REVIEW ESSAYS AND BOOK REVIEWS
This review focuses on a new collective monograph published in 2025 and edited by Kirill V. Babaev, Director of the Institute of China and Contemporary Asia of the Russian Academy of Sciences. Drawing from his own practical experience in fostering Sino-Russian relations during his tenure as the First Deputy Minister of Defense of the Russian Federation, later as the State Military Inspector — Secretary of the Defense Council, and then as the Secretary of the Security Council of the Russian Federation, the reviewer assesses the findings and observations reached by the authors of the given monograph. The reviewer emphasizes that, while the contributors focus on the specific features of the contemporary Chinese ideology, their work in fact encompasses a broader scope of issues, including the development of the PRC’s state and legal system, its economic and foreign policies, and military posture. The authors pay special attention to the activities of the General Secretary of the CPC Central Committee, Chinese President Xi Jinping.

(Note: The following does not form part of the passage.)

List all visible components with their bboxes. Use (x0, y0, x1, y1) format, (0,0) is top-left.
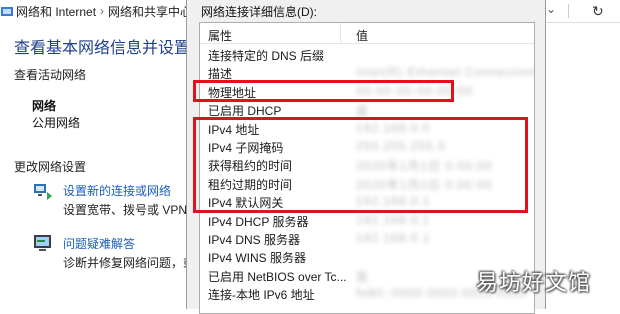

As for the actual assessments of China’s modern ideology, the reviewer notes that, according to the authors, it represents a creative blend of traditional norms (rooted in the ideas of Confucius), the tenets of Marxism-Leninism and the latest modernization concepts, particularly those related to the extensive and multifaceted introduction of advanced technologies and sustainability practices. Consequently, the PRC’s state and party leadership combines a high level of ideologization with a distinctly pragmatic approach in the economic, social, scientific, technical, and military spheres, thus preventing the dogmatization of the country’s ideological policy. The reviewer concludes that, in the context of the active development of Russian-Chinese relations, the promotion of a better understanding of China among non-Sinologists is a major task for the scientific community, for political practitioners, and for Russian society as a whole. In this regard, the book is of great interest not only to the IR experts, but to a wide range of readers.